Eample of an ASV pass (CHEMBL1201109). NMR and LCMS match the supplied structure with a good score.

Examples of failed structures detected by the system. Submitted (left) and corrected (right) structures are shown with the ASV score for the submitted sample. (a) The result of a drawing error where the submitter has not converted a carbon atom to a nitrogen. (b) The result of a drawing error with a missed double bond. (c) The result of a sample mix-up. In all three cases, mismatches between the m/z and 1H NMR chemical shifts and the number of peaks prompted the low scores.

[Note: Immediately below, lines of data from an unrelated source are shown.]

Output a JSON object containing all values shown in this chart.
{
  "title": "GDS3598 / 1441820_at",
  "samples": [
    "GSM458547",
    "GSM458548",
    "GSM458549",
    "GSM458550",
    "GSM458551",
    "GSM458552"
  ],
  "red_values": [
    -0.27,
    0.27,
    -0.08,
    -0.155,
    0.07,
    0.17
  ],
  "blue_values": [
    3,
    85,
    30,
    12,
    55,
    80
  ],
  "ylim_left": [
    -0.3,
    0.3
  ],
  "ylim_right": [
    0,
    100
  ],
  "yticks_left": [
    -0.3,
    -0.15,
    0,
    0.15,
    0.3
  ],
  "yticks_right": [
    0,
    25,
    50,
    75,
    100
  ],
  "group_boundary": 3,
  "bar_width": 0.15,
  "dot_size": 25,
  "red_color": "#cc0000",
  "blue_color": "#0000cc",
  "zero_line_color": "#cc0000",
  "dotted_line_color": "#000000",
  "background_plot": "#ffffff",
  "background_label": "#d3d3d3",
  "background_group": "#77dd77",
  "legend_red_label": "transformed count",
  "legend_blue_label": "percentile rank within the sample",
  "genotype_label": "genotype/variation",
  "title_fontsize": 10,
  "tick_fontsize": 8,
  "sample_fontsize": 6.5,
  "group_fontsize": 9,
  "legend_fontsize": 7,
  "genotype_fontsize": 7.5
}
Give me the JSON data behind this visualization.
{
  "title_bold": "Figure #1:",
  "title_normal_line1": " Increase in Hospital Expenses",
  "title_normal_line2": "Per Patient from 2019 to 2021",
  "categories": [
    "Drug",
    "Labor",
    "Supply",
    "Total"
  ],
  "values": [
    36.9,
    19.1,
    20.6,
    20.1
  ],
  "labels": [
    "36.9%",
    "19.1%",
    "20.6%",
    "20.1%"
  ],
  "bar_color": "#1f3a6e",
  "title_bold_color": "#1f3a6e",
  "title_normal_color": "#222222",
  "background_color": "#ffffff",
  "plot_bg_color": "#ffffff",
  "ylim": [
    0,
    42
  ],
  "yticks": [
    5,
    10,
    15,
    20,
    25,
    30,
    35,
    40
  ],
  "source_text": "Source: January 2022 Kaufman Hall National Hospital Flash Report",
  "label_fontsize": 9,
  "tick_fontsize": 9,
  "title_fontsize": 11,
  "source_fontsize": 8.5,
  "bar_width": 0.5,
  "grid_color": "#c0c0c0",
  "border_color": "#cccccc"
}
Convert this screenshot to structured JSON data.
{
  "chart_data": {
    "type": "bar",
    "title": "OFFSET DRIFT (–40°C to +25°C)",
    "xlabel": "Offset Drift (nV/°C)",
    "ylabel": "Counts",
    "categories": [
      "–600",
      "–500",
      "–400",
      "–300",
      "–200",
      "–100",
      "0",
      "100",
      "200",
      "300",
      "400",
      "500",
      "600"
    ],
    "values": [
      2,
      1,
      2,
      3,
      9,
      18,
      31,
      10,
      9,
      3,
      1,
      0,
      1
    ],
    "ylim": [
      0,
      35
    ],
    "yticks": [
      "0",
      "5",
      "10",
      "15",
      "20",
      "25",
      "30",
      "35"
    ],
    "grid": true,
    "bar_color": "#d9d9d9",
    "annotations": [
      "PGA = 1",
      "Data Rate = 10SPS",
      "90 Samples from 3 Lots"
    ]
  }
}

We have built a system based on an automated KNIME workflow that routinely checks new compound registrations for data availability and consistency. Provided a synthetic chemist links the right amount of accurate analytical verification data, the process has no overhead for the chemist and very limited overhead for the analyst within the analytical technology group. The system delivers improved compliance and greater confidence that can support synthetic claims with robust analytical data.
Footnotes
Acknowledgements
Declaration of Conflicting Interests
The authors declared the following potential conflicts of interest with respect to the research, authorship, and/or publication of this article: Carlos Cobas and Michael Goebel declare they are employed by Mestrelab Research, the company that provides the MestReNova software package used in this work, and their research and authorship of this article was completed within the scope of their employment with Mestrelab Research. James A. Lumley, Gary Sharman, Thomas Wilkin, and Matthew Hirst are employed by Eli Lilly and Company, and their research and authorship of this article was completed within the scope of their employment with Eli Lilly and Company.
Funding
The authors received no financial support for the research, authorship, and/or publication of this article.